Hit Model Experimentation
Choose one batter to get a hit in tomorrow’s games. You can choose any batter you’d like. This game is simple. This game is called Beat the Streak. This game is hard. The trick is that you need to do it 56 times in a row. As of this writing, there have been 743 games played and 27,440 at-bats recorded in 2022. You can only choose one per day, however, and currently, the leader of the Beat the Streak challenge has chosen 29 consecutive hitters to hit. They are just over halfway there. I enjoy playing this game, but it can be really demoralizing, and I’m just doing it from my couch, relying on other people to get a hit. I can’t imagine what it’s like to have a stadium full of people yelling at you and then actually trying to get a real hit. I’ve written a few times about a model I’m using to aid in the choosing of my daily picks, but I’m starting to wonder if there’s a better way. It would be nice to just look at one or two metrics that help decide, rather than running a daily model, merging matchups, and splicing in park factors. In this post, I’ll walk through an experimental process that simply asks the question, what 2022 season statistics from the leaderboards here at FanGraphs can help us choose likely hitters.
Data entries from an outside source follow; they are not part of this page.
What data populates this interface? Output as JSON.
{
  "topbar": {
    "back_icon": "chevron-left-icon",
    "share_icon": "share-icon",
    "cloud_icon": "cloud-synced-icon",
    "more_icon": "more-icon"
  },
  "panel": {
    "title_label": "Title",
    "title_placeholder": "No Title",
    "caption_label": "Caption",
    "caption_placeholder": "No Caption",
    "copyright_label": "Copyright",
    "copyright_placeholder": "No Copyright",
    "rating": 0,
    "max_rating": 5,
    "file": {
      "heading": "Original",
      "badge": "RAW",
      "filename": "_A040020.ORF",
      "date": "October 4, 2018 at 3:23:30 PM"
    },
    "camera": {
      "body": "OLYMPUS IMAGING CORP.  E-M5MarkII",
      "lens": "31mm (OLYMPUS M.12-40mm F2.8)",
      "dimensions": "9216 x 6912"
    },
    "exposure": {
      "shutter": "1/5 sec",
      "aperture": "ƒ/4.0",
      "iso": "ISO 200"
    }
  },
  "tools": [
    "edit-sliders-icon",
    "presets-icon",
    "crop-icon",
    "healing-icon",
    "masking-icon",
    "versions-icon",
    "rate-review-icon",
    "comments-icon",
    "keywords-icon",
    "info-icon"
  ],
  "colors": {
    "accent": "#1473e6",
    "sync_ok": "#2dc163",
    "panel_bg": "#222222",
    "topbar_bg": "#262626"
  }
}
The model I currently use focuses on starting pitcher/hitter matchups. It focuses highly on a hitter’s average launch angle, and average exit velocity and how well those metrics align with a specific pitch (release points and VAA) on a per-day matchup. The thinking is that the model will pick up on a hitter’s bat path and how well it matches up with individual pitcher approaches. I’ve outlined the complications in this process before, namely creating synthetic data that simulates the likely outcomes of these matchups, but it’s also clear that a more generalized approach may be better. For example, I do all this work to simulate starting pitcher vs. hitter matchups and then the starting pitcher exits the game after three innings. For the rest of the game, you’re basically back to random chance. In addition, because of this bat path/pitcher path matchup, the model spits out some, let’s just say, interesting picks. Ben Gamel appears often as a high hit probability guy. It’s not too crazy, though, Gamel is hitting above the MLB average (currently .232) with his .275 batting average. And speaking of average, you’ll notice that it is the main metric used by Beat the Streak’s suggestion interface when making your daily pick. Here’s an example of today’s (5/5/2022) top suggestion from mlb.com/play.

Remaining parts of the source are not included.